Could the bill go further on legal challenges?
Answer
Nearly three decades ago, Britain signed up to the Aarhus Treaty which guaranteed a ‘right to access environmental justice’. This treaty sets up an exception to the legal convention that being unsuccessfully sued by an individual gets you off the hook for the legal fees spent fighting the case - put simply, the convention that if you sue me and lose, you have to pay my lawyers.
The treaty has been operationalised in Britain as a cap on the legal costs a developer can claim back from a litigant when their lawsuit is unsuccessful. Individual costs are capped at £5,000, while organisations (such as groups which have come together to oppose a project - or several) have a slightly higher cost cap of £10,000.
The combination of the Aarhus cost caps with crowdfunding websites has made it dramatically cheaper to mount legal challenges to projects.
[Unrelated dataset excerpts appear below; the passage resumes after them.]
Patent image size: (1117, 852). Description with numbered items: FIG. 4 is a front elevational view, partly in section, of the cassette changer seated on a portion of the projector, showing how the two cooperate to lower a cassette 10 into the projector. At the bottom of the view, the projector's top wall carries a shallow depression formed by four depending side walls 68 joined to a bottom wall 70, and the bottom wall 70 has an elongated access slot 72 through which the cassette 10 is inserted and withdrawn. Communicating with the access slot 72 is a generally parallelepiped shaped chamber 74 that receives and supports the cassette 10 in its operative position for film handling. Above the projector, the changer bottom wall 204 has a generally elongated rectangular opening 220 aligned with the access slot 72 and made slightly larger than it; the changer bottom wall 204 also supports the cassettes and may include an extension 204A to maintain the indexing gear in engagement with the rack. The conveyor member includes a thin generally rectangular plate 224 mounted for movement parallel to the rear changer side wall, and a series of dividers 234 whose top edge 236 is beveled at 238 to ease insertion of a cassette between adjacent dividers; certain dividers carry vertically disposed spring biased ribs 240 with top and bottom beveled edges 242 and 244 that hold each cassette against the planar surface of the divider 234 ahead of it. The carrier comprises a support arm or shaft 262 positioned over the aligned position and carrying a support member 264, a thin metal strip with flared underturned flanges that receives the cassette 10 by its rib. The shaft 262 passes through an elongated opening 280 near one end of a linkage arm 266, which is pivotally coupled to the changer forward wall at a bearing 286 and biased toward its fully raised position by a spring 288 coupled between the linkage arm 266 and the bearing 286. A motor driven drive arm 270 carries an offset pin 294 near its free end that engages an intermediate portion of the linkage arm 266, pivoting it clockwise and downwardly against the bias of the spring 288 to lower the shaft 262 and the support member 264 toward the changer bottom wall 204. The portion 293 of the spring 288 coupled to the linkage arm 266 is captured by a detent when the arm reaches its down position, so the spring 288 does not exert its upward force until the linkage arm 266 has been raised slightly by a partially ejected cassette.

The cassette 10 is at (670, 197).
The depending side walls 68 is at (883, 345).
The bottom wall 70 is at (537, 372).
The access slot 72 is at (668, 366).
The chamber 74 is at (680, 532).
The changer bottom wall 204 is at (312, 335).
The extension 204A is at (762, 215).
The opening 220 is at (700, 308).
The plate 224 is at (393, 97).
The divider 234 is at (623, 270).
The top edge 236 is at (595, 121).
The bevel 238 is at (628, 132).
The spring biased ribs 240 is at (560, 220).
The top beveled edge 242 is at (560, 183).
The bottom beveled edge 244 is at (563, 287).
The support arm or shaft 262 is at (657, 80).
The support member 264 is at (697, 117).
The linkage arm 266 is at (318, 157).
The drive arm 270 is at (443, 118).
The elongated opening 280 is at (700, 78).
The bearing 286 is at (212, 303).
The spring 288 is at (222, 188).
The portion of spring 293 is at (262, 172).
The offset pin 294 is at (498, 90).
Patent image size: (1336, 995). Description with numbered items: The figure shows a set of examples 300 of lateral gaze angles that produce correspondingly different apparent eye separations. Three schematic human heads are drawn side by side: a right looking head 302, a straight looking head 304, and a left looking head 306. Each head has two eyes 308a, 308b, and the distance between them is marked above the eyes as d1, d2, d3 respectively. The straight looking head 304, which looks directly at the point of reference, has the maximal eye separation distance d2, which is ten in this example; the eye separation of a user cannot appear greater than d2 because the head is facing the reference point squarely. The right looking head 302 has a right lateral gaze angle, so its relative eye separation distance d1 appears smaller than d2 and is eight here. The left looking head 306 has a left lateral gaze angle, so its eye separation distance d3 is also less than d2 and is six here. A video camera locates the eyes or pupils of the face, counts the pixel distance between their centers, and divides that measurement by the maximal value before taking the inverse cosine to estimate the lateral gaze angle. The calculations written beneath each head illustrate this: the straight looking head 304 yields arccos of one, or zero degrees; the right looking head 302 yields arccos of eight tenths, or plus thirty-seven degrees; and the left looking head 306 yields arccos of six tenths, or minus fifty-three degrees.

Even when lawsuits are unsuccessful they can have a chilling effect on similar projects, National Highways is effectively forced to price in delays. At the margin, it means some otherwise good viable projects don’t get funded.
One option the Government could take would be to direct judges to raise the caps when they deal with repeat litigants (groups who take multiple infrastructure projects to court and lose). A more radical option would be to scrap the caps altogether and treat environmental lawsuits like any other.